Ofqual has only produced analysis of results by school type for the last three years, so no more historic comparisons can be made regarding the gap between private and English state schools.

However, data from the Independent Schools Council suggests private school performance relative to all schools in the whole of the UK is at a ten-year high. 

Private schools have 70.1 of entries scoring A and A* grades this year, compared with 45 per cent across the UK – a gap of 25.1 percentage points, which is the highest since 2011.

The Education Policy Institute think tank said: ‘Grades for [private school] students have historically been over-predicted on average and the nature of private schools means their teachers are more directly accountable to parents, increasing the risk of pressure to increase grades.’

But Barnaby Lenon, chairman of the Independent Schools Council, said the idea teachers had been pressured was ‘nonsense’ and insisted robust moderation measures had taken place.

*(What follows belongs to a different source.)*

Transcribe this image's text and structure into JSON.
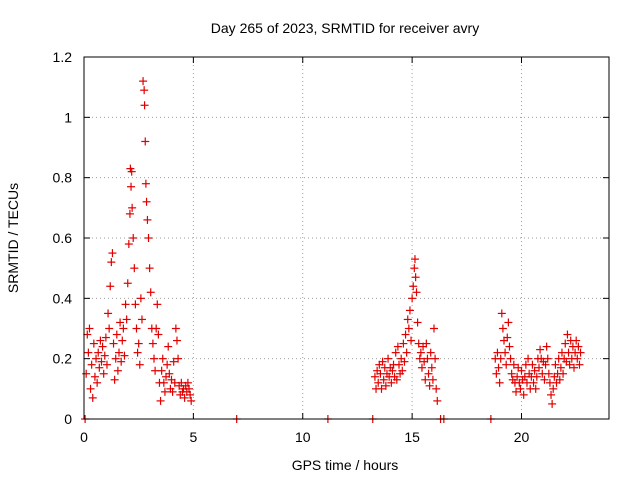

Ofqual said checks by exam boards ‘did not find that any type of school or college was more likely than others to have provided grades that did not reflect the standard of their students’ work’.

Critics said the grade inflation masked huge education losses for pupils. 

Molly Kingsley, of parent group UsForThem, said: ‘While children do not deserve to be penalised for what has been an incredibly trying year, to award close to half of students the top grade devalues the currency of education.’

A Government source said it was not right to draw comparisons with previous years because Covid caused so much disruption. 

They stressed: ‘Children from all backgrounds who were targeting top grades have been successful’.